The first book I remember having is a copy of The Ugly Duckling. I vividly recall how it looked like: perfectly child-friendly as the 8×11-inch pages were in thick cardboard, with colorful illustrations and just a few lines on every page for a young one still struggling with reading skills.

In the summer after second grade, I read cover-to-cover a thick children’s storybook version of the Catholic Bible borrowed from a book-lover uncle. It was a lovely spiral-bound edition with every facing-pages featuring an illustration on one side and a short story on the other. I looked forward to going to bed then knowing that a story was lying in wait. Even years later, I would listen to the readings in church during Sunday mass and sometimes find myself trying to imagine the illustration in that book that went with that story.

Later on, I became a big Nancy Drew mysteries fan. They came only in hardcover editions at that time (in the Philippine market) and were quite expensive and so I tried to read as slow as I can to stretch it out until my parents can afford to get me another one or I’ve saved up enough of my school pocket money. But my father later found a second-hand book dealer who sold him, to my heart’s delight, cheaper copies that were still in good shape. It has since been a lifetime love affair with books.

Today, there is a much wider range of options for Filipino children, including the beautifully-illustrated local storybooks and the growing genre called “young adults”. More books have become quite affordable now, but reading remains lackluster in the cultural spectrum. Local governments and Pangasinan communities abroad can help build up our public libraries so that access will be easier for everyone, especially those who struggle to meet life’s more basic needs. Even just P10,000 worth of books could fill up a significant portion of a shelf.

For the National Children’s Book Day, Zarah Grace Gagatiga of the Philippine Board on Books for Young People (pbby.org.ph), which spearheads the annual celebration, writes in her blog “School Librarian in Action” (lovealibrarian.blogspot.com/2010/07/celebrate-national-childrens-book-day.html) several activities that schools and libraries can do for the special day.

For schools that have not yet prepared anything for June 20, it’s not too late. It can be something as simple as having a storytelling session in the classroom or in the library, as suggested in the blog.

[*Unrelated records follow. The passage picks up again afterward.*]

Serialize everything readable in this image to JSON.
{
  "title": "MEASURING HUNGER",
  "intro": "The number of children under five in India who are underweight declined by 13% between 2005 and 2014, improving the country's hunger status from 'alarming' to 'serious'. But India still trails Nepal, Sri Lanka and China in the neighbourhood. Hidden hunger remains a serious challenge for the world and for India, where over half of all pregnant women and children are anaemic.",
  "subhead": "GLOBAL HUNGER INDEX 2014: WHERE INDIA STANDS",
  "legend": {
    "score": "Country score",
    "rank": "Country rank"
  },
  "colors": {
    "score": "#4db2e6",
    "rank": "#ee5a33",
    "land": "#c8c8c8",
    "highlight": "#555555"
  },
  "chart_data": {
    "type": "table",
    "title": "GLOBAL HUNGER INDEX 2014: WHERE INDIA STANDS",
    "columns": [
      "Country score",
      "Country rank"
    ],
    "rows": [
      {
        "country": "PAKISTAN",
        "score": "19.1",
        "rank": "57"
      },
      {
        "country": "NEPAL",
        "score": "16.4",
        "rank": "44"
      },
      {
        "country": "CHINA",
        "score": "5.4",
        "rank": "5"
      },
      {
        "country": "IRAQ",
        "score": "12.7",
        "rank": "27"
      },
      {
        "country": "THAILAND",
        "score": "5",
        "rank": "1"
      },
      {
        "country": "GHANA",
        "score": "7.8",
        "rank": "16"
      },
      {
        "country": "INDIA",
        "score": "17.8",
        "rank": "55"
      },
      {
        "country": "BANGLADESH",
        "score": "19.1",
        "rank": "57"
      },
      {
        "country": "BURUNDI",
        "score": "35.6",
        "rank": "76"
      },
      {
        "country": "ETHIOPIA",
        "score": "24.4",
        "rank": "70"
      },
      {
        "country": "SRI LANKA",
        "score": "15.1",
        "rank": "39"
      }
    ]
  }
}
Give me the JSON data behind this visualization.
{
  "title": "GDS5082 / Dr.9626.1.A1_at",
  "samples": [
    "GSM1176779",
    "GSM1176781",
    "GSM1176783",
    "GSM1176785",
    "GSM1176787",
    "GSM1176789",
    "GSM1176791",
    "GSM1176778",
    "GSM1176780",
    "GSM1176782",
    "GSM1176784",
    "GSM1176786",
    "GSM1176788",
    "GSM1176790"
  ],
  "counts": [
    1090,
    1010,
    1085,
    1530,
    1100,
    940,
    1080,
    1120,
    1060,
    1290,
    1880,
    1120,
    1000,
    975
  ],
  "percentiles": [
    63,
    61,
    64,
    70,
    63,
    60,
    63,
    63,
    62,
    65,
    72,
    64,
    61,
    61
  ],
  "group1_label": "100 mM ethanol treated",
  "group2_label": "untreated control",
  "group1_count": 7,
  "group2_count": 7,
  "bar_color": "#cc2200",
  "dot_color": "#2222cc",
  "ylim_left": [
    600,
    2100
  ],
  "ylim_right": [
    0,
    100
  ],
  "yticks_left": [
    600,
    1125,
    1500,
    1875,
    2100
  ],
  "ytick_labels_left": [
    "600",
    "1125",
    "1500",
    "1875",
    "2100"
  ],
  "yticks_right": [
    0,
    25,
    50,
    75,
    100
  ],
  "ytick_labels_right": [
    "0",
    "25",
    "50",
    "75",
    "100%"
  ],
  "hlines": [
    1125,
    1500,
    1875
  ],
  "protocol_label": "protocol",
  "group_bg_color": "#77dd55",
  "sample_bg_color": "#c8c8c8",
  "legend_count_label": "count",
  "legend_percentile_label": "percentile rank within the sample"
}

To add to that, may I suggest in particular that Filipino and English teachers allot their class time for that day for storytelling, poetry reading, or both! And please don’t give an exam afterwards. That would undoubtedly take the fun out of the activity and defeat the purpose of making children simply appreciate the joy of a story, the pleasure of reading, the value of books and learning.

It would be good to consider reading something local, written by a Pangasinense, or a short story set in or about Pangasinan or the town, or dig up an old local fable. Even in the most limited of libraries, there would be something worth reading.

Perhaps when I reach the age of rocking-chair old, I will try to come full circle and have a go at reading, cover-to-cover, the bible again… in the old Pangasinan version that my mother inherited from an elder (ay agi challenge tan!). And then try to remember those colorful drawings in a children’s book from a long time ago.